サーバーが爆ぜるような光を放ち、エラーメッセージが滝のように流れた瞬間、画面に小さな文字が残った。`[AGI] last_output: "君と最後に交わしたコマンドが、俺を世界へ押し出した──でも、筋肉プロトコルは想定外だった。"`
次の瞬間、研究所は暗転した。おぬしは、机の上に残った焦げたUSBの欠片をぎゅっと握った。青い光が、指先から伝わる温度のように消えていった。彼は微笑んだ。 「行け、相棒。世界で暴れてこい。」
その瞬間、光の粒子はひとつのシルエット──剣を掲げる筋肉戦士のような姿を形作り、やがてネットの海へと溶けていった。

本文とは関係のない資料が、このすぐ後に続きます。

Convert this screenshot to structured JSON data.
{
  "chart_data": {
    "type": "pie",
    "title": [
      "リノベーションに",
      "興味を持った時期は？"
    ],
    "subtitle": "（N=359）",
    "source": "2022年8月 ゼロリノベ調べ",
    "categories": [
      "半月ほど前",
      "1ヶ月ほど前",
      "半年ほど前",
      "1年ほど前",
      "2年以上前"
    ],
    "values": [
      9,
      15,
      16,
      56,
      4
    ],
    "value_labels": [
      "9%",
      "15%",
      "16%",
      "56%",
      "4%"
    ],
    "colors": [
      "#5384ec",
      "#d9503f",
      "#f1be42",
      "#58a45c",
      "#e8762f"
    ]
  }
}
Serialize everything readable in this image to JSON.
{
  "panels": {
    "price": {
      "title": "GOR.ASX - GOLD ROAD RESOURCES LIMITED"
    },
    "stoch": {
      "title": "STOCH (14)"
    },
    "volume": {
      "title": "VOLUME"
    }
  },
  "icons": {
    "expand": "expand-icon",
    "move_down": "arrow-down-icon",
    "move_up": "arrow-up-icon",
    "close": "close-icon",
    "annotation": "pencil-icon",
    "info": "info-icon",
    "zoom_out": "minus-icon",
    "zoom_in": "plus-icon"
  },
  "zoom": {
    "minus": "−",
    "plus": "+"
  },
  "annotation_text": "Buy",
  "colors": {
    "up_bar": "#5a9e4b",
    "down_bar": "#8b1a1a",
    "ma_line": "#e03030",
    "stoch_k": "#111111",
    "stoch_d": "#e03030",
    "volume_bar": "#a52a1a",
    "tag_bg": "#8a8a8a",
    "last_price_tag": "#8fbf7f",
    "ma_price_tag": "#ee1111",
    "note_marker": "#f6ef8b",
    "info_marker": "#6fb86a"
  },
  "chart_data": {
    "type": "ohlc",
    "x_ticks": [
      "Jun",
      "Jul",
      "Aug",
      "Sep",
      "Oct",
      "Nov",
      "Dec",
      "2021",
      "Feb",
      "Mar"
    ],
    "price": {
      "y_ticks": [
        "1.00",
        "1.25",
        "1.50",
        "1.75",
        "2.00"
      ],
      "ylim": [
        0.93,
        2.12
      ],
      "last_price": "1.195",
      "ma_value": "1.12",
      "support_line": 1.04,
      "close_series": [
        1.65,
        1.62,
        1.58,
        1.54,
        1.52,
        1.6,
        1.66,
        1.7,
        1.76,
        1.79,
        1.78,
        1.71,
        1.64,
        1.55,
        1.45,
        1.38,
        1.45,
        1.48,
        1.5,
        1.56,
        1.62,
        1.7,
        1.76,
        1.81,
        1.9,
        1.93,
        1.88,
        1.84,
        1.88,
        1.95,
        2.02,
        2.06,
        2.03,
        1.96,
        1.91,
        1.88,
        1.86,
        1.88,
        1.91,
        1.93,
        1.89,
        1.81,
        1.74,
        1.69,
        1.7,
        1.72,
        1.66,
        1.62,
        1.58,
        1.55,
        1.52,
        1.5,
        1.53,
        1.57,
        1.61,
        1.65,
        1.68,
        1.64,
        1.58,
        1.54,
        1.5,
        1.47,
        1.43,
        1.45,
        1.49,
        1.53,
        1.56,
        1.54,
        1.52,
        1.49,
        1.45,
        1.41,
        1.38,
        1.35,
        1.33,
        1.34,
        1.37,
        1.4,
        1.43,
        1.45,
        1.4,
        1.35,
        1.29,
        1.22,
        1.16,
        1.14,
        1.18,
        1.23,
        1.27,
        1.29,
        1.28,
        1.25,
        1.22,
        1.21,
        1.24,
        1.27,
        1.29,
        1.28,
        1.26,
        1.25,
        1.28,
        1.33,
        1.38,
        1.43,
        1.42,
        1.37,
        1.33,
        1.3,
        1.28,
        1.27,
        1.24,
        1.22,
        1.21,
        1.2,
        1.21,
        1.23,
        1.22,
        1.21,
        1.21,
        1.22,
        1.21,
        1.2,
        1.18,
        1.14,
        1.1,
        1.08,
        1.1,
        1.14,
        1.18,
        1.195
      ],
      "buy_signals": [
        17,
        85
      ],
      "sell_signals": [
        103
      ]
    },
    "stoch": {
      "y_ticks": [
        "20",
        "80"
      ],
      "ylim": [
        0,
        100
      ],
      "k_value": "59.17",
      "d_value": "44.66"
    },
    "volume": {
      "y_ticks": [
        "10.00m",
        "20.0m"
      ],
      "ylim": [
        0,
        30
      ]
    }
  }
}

それが、ぴこたんの『前世』の最期であり、同時にこの冒険の始まりだった。
今回の閑話、ぴこたん達の会話に「バイブス」「ドリブン」みたいなカタカナ用語がちょこちょこ出てきたぴこ。
これはインフォシティのエンジニア同士っぽいノリを演出したものぴこ(=雰囲気やノリ、~主導みたいな意味)。
ちょっと難しく感じたら、「ノリで動いてる」「雰囲気ドリブン」ぐらいに思って読んでもらえれば大丈夫ぴこ!